Yeni Şafak yazarı Yusuf Kaplan, gelecek nesillerin, "İslâm’la ilişkileri sıfırlanan, küresel popüler kültürün, hızın, hazin ve ayartı’nın kölesi, tükettikçe tükenen, tükendikçe kültürel intiharın eşiğine sürüklenen sığ, yoz, sefih ve mankurtlaşan bir kuşak geliyor" olacağını savundu.
"Millet, millet olma özelliklerini, duyarlıklarını yitirdi ve bitti sanki. Çözüldü. Uyuştu. İşine bakıyor sadece; çıkarını düşünüyor!" diyen Kaplan, “Böyle millet olmaz! O yüzden TOKİ canavarına bel bağlıyor. O yüzden Osmanlı’nın Horasan’dan devşirdiği, İstanbul’da tecessüm eden ama Bursa’nın ruhuna ve her şeyine sinen RUHU yok edildi TOKİ tarafından ama orada muhafazakâr denen plastik entiteler hiç bir tedirginlik duymadan yaşayabiliyorlar!” ifadelerini kullandı.
Yusuf Kaplan’ın Yeni Şafak’ın bugünkü nüshasında (15 Mart 2015) “Geliyorum diyen felâket!” başlığıyla yayımlanan yazısı şöyle:
Önce şu tespiti yapmak zorundayım yazının başındayken: İslâm’da “misyonerlik” faaliyeti yoktur. İslâm, zorla değil örneklik yoluyla yayılmıştır.
'Kurtuluş Savaşı'nı, kime karşı ve niçin verdik ki?

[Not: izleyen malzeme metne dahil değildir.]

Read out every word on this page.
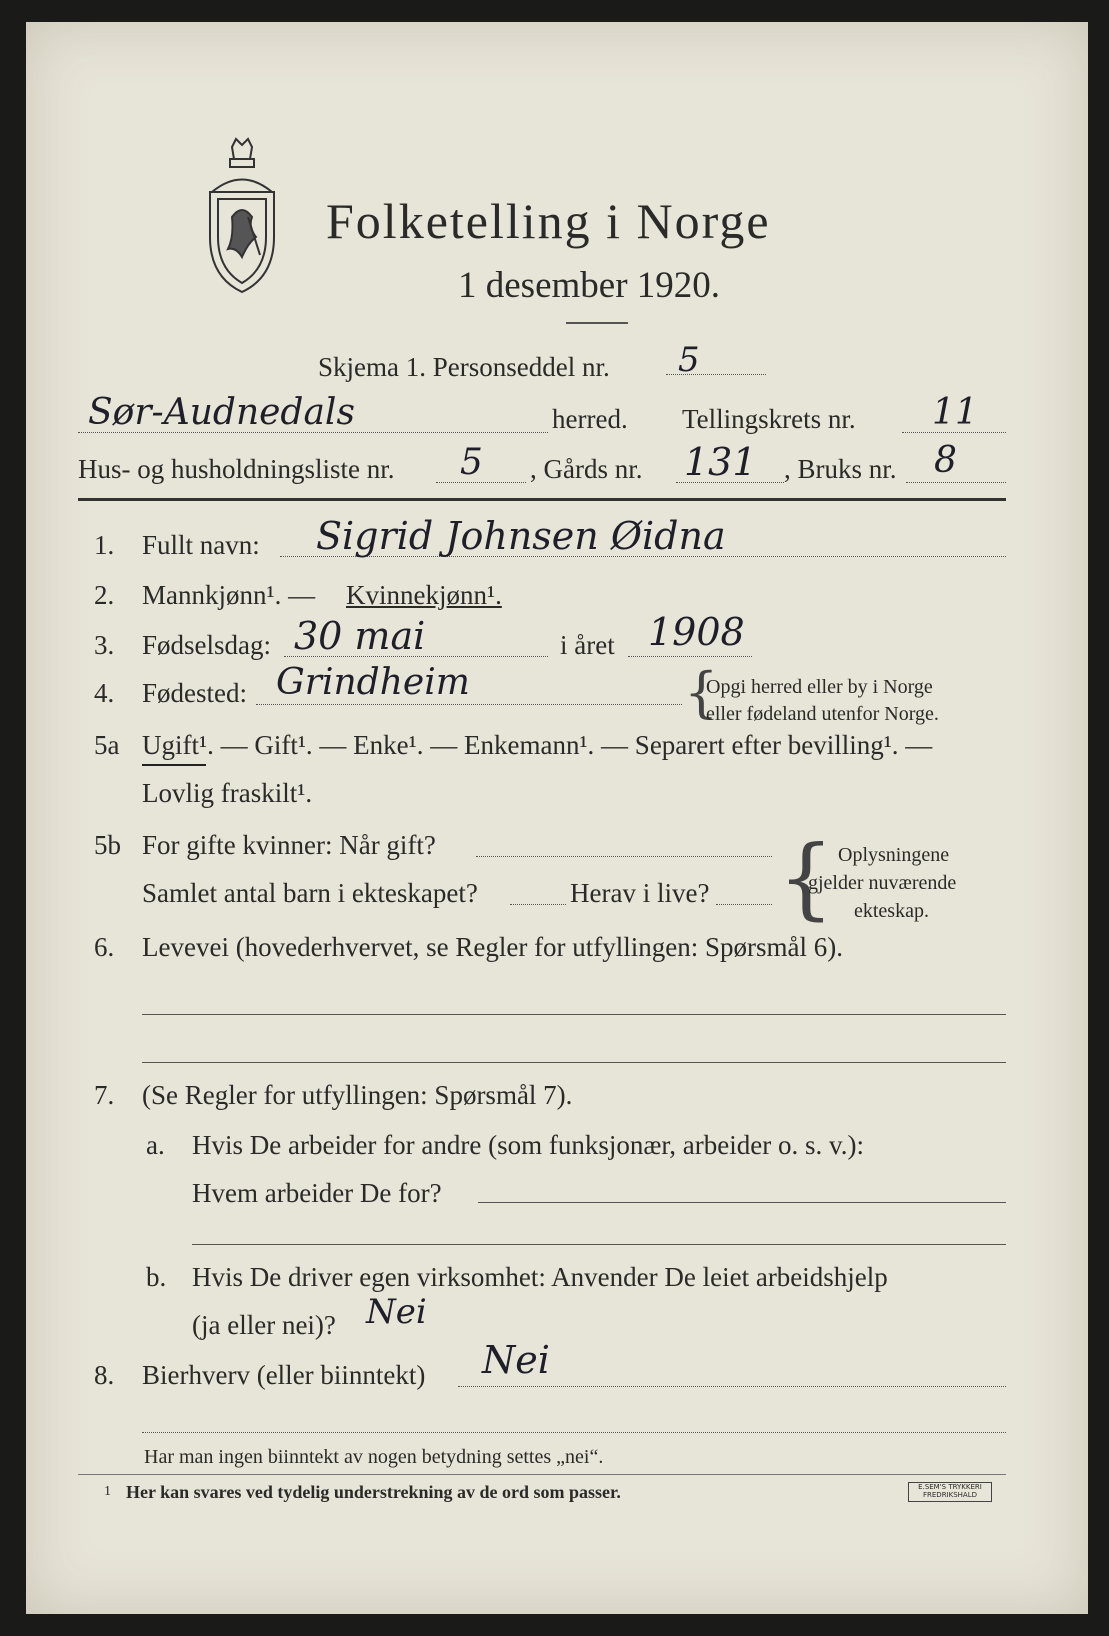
Folketelling i Norge
1 desember 1920.
Skjema 1. Personseddel nr. 5
Sør-Audnedals	herred. Tellingskrets nr. 11
Hus- og husholdningsliste nr. 5 , Gårds nr. 131 , Bruks nr. 8
1. Fullt navn: Sigrid Johnsen Øidna
2. Mannkjønn¹. — Kvinnekjønn¹.
3. Fødselsdag: 30 mai	i året 1908
4. Fødested: Grindheim	{
Opgi herred eller by i Norge
eller fødeland utenfor Norge.
5a Ugift¹. — Gift¹. — Enke¹. — Enkemann¹. — Separert efter bevilling¹. —
Lovlig fraskilt¹.
5b For gifte kvinner: Når gift?
Samlet antal barn i ekteskapet?	Herav i live? { Oplysningene
gjelder nuværende
ekteskap.
6. Levevei (hovederhvervet, se Regler for utfyllingen: Spørsmål 6).
7. (Se Regler for utfyllingen: Spørsmål 7).
a. Hvis De arbeider for andre (som funksjonær, arbeider o. s. v.):
Hvem arbeider De for?
b. Hvis De driver egen virksomhet: Anvender De leiet arbeidshjelp
(ja eller nei)? Nei
8. Bierhverv (eller biinntekt) Nei
Har man ingen biinntekt av nogen betydning settes „nei“.
1 Her kan svares ved tydelig understrekning av de ord som passer.	E.SEM'S TRYKKERI
FREDRIKSHALD
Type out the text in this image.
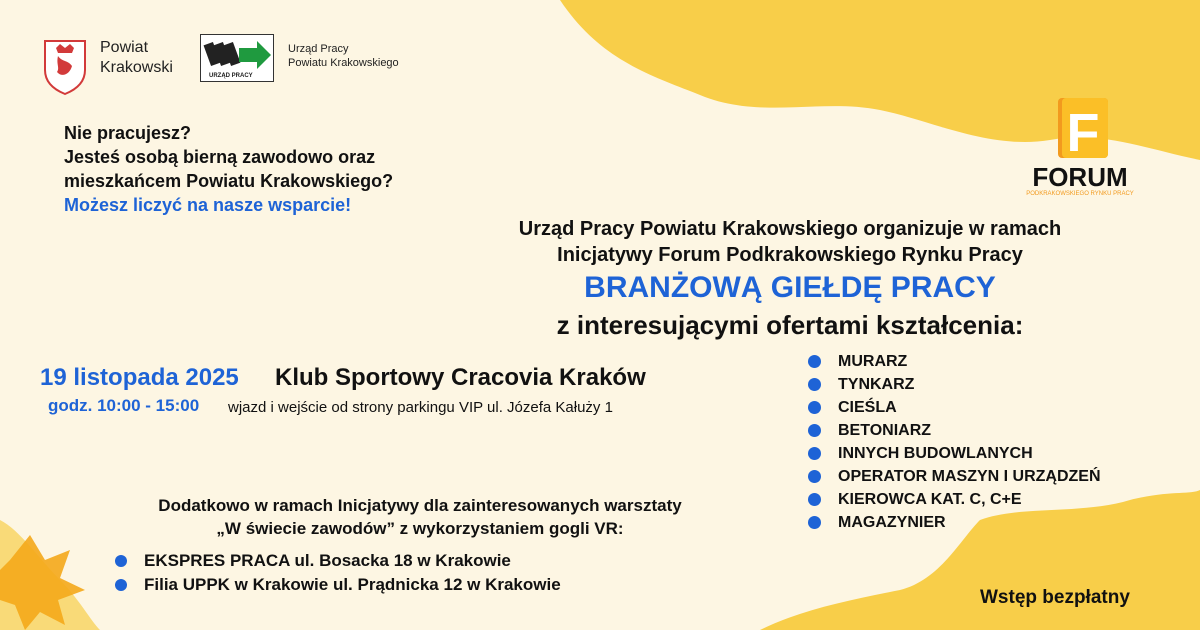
Powiat
Krakowski	URZĄD PRACY
Urząd Pracy
Powiatu Krakowskiego
F
FORUM
PODKRAKOWSKIEGO RYNKU PRACY
Nie pracujesz?
Jesteś osobą bierną zawodowo oraz
mieszkańcem Powiatu Krakowskiego?
Możesz liczyć na nasze wsparcie!
Urząd Pracy Powiatu Krakowskiego organizuje w ramach
Inicjatywy Forum Podkrakowskiego Rynku Pracy
BRANŻOWĄ GIEŁDĘ PRACY
z interesującymi ofertami kształcenia:
19 listopada 2025 Klub Sportowy Cracovia Kraków
godz. 10:00 - 15:00 wjazd i wejście od strony parkingu VIP ul. Józefa Kałuży 1
MURARZ
TYNKARZ
CIEŚLA
BETONIARZ
INNYCH BUDOWLANYCH
OPERATOR MASZYN I URZĄDZEŃ
KIEROWCA KAT. C, C+E
MAGAZYNIER
Dodatkowo w ramach Inicjatywy dla zainteresowanych warsztaty
„W świecie zawodów” z wykorzystaniem gogli VR:
EKSPRES PRACA ul. Bosacka 18 w Krakowie
Filia UPPK w Krakowie ul. Prądnicka 12 w Krakowie
Wstęp bezpłatny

Başka bir ifadeyle, Müslümanlar, başkalarına hayat tarzı dayatamazlar ama yüzyıldır bu ülkede Müslüman halka tepeden, Jakoben yöntemlerle hem laik bir hayat tarzı de hem seküler zihin kalıpları, davranış kodları, duyuş, düşünüş ve zevk biçimleri dayatılıyor.
Önce sömürgeleştirici seküler bir eğitim sistemi icat edildi bu ülkede: Bu seküler eğitim sistemi, topluma tepeden pozitivist, Batı’yı, Batı’lı değerleri kutsayan, bizim değerlerimizi aşağılayan ve yoksayan bir insan tipi yetiştirdi.
Ardından aynı kendi-kendini sömürgeleştirme cinayeti, medyada, düşünce, sanat ve kültür hayatında da ivme kazanarak devam etti/rildi.
Sonuçta, Batılılar tarafından dışarıdan fiilen sömürgeleştirilemeyen bu toplum, laik, devşirilmiş elitler ve entelijansiya tarafından içeriden zihnen sömürgeleştirildi.
İnsan sormadan edemiyor: Eğer bu ülke, içeriden, devşirme elitler marifetiyle zihnen sömürgeleştirilecek idiyse, bu ülkede neden ve kime karşı “Kurtuluş Savaşı” verildi, peki?
Üç Türkiye
Türkiye’nin sekülerleştirilmesi, toplumun adım adım İslam’dan uzaklaştırılması, İslâmî duyarlıklarını ve kimliğini, medeniyet iddialarını ve birikimini yitirmesi demekti.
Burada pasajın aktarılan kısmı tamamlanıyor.